Finishing the vest left me with the question of what to wear underneath. I had pulled out a number of coordinating knits when deciding on the edge treatment. Since several of them went well with the grey/black fabric, I decided to whip up a knit top to wear under the vest. Vogue 8952 is so easy and only took about 2-3 hours to cut out and put together.
I can’t wait to wear this on Valentine’s Day! Hmm…red pants might be a fun look.

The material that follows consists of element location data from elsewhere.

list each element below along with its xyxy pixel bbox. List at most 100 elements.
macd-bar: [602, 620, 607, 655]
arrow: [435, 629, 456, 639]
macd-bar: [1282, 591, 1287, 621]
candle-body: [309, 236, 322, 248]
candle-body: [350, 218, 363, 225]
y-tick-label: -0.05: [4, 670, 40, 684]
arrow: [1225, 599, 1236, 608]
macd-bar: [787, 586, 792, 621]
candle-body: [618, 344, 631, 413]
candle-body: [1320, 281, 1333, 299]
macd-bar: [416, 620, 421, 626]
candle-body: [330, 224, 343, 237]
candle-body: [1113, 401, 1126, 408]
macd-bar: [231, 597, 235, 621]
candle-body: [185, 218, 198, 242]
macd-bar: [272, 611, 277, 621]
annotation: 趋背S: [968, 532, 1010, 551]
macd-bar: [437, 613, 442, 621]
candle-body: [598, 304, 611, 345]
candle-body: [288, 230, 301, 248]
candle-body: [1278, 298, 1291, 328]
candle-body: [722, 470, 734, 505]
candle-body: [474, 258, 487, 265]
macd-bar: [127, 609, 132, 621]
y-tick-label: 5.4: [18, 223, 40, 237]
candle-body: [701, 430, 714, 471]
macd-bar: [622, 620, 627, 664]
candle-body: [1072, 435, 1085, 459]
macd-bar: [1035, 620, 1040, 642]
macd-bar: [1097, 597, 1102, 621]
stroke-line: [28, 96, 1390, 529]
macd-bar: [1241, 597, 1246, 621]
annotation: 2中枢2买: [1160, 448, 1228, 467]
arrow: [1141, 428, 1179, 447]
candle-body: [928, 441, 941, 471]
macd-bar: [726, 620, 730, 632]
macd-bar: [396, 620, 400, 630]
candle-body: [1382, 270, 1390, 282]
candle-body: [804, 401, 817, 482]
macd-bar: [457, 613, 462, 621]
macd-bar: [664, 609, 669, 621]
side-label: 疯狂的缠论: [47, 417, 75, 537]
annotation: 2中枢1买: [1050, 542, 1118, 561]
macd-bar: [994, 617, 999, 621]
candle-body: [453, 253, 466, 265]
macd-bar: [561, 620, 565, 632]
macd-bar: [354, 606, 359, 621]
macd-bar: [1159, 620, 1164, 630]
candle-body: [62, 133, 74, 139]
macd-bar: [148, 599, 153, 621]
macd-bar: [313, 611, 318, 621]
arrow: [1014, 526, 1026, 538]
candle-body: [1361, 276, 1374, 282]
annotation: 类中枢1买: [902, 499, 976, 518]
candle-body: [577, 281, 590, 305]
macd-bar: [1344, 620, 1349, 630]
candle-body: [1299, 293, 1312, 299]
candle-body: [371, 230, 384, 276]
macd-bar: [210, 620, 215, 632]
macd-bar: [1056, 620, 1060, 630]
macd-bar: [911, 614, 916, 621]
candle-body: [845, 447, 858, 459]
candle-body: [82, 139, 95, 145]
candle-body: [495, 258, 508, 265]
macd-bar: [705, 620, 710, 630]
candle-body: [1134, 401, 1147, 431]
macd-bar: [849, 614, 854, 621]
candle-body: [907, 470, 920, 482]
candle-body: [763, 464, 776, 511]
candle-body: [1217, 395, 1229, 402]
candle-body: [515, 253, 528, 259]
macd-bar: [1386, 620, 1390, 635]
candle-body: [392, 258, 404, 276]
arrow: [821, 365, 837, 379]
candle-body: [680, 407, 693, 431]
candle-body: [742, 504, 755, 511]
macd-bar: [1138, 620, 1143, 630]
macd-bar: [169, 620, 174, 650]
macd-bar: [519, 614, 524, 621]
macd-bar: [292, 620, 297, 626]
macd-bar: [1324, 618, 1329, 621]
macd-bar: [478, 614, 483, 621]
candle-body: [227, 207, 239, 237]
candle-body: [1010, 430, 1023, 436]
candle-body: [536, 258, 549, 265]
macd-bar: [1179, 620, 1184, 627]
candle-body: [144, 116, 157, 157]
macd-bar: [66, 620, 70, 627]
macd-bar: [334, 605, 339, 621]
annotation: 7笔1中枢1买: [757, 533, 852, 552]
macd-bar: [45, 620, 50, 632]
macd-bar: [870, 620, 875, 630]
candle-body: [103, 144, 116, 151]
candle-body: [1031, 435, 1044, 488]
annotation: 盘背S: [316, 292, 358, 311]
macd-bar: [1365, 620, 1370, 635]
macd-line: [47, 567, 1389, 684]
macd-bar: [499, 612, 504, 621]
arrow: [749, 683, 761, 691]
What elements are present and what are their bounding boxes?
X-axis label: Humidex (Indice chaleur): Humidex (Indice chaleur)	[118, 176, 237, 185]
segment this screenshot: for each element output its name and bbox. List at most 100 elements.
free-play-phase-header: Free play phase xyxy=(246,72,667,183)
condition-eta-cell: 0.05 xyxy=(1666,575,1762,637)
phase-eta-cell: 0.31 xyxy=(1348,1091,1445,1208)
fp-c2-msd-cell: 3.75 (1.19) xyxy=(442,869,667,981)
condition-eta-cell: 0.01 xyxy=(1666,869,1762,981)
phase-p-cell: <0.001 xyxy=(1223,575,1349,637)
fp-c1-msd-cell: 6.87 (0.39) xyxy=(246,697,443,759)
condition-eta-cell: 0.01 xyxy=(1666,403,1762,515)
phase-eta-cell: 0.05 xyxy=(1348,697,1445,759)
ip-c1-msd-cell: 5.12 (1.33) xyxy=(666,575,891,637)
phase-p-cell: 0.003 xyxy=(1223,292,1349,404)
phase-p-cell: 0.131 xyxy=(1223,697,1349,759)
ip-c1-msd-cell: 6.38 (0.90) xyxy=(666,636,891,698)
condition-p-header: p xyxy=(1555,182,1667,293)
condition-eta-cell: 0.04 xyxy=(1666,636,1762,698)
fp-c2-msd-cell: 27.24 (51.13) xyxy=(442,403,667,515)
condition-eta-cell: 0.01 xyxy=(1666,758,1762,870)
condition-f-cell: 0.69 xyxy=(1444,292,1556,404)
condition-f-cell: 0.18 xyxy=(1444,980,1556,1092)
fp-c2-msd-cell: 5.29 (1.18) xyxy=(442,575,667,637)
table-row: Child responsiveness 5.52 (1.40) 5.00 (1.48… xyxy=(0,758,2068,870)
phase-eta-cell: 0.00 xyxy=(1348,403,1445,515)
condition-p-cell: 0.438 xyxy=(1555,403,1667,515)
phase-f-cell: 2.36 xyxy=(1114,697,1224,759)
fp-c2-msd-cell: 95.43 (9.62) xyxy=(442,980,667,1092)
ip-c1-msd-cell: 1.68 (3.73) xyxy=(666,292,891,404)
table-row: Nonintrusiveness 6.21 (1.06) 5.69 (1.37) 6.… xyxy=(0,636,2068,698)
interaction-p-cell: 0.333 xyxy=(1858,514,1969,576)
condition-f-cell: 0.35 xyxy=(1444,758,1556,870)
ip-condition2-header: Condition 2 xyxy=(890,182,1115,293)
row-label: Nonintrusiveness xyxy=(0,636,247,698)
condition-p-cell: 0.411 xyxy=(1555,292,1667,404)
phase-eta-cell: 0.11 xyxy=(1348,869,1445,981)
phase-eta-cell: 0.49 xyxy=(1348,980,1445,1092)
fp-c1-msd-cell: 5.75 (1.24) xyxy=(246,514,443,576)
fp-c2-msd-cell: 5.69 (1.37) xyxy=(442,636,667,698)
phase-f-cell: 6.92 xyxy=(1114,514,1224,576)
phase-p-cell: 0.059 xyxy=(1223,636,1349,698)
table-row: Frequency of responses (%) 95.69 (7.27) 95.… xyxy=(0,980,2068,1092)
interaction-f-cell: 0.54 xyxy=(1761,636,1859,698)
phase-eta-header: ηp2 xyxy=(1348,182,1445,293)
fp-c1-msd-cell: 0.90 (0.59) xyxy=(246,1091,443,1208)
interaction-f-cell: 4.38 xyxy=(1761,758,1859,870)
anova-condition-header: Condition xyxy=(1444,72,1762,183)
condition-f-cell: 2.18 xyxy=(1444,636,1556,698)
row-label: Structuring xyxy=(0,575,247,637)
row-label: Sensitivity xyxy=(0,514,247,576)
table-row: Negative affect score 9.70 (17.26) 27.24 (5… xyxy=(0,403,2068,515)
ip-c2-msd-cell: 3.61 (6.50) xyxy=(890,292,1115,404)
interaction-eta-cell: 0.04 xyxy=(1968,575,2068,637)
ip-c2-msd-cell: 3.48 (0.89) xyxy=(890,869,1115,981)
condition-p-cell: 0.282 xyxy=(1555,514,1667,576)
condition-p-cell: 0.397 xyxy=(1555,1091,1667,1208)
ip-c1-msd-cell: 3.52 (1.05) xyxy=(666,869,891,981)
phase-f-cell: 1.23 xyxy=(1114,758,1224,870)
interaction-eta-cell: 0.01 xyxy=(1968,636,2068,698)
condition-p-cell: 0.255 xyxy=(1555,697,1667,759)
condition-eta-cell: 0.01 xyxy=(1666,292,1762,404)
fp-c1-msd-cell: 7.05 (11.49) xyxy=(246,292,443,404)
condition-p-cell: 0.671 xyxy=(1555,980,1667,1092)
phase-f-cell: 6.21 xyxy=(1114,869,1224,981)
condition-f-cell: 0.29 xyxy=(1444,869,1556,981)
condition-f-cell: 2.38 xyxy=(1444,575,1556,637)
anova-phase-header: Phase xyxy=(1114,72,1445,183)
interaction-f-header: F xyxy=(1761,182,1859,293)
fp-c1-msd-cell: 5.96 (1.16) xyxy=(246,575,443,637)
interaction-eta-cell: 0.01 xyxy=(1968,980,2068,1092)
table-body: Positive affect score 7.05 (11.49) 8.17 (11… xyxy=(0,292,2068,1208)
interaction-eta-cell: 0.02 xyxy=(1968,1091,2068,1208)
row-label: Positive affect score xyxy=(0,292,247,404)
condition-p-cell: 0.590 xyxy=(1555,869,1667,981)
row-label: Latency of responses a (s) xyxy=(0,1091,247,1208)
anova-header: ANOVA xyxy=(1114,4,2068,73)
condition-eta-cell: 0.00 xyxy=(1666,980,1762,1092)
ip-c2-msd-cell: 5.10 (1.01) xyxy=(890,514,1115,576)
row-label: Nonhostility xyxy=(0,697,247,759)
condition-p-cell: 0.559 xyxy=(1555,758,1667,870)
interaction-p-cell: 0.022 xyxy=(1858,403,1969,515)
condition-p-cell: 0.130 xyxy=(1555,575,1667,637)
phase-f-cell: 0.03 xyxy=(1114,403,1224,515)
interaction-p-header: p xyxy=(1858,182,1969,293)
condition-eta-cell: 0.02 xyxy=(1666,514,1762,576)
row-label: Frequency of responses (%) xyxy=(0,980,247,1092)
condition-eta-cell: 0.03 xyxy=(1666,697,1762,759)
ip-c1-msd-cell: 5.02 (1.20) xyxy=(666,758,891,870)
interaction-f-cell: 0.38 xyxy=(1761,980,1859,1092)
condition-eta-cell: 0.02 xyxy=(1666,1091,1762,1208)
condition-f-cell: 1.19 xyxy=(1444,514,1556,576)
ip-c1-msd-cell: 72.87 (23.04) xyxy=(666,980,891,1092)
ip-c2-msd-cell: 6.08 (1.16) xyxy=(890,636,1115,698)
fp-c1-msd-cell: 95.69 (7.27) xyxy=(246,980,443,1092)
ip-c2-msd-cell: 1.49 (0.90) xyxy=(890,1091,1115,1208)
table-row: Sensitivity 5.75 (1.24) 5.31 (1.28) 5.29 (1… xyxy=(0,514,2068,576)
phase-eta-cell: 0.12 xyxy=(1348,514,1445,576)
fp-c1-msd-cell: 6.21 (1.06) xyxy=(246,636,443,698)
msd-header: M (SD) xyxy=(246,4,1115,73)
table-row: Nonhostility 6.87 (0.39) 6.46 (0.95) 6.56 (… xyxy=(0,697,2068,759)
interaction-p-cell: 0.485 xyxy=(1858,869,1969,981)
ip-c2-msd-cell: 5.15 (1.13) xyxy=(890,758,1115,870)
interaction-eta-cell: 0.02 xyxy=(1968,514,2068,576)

I am so pleased with this project I can hardly believe it!My BSF Debra and I got together to refashion some men’s shirts. She is going on some warm vacations so needs some new spring clothes now while it is still cold. After looking through our stash of used men’s shirts, I chose a linen shirt. In addition I added a frayed pair of black linen pants and a pair of linen overalls that had never worked for me. While not an absolute necessity, both Debra and I like to include a touch of black in our projects whenever possible to go with our favorite black jeans or leggings. Including your favorite neutral makes wardrobe management so much easier.
I owned a white shirt that had a square poncho shape instead of sleeves. We both used it to get our basic idea for the refashion. I promise Debra is going to get me pictures of her projects soon. No one will believe how different our two projects ended up this day!
The men’s shirt is in the center with trim from my black pants and sleeve panels made from the legs of the overalls. The bias tape decoration is made from the overall straps that I just left hanging instead of cutting. Still not done, I added some Diane Ericson stencils to one sleeve for balance.
While it ended up dressier than I had ever imagined, I am very happy with the end result. So much so that I have already made a second version that is not photographed yet. I usually hate summer clothes, but have high expectations for my warm weather wardrobe.
My first blog entry!
I just finished a new fall coat using Diane Ericson’s Heartfelt Coat Pattern. I hot water machine washed the wool yardage to felt the fibers together. After that I worked with the fabric patterning in order to build yardage that would enhance with the coat pattern. The wool is butted together and held with a decorative stitch. I actually started this 5 years ago and put it in a basket because it was just too big of a project.
I wore it on Saturday night and it was a success!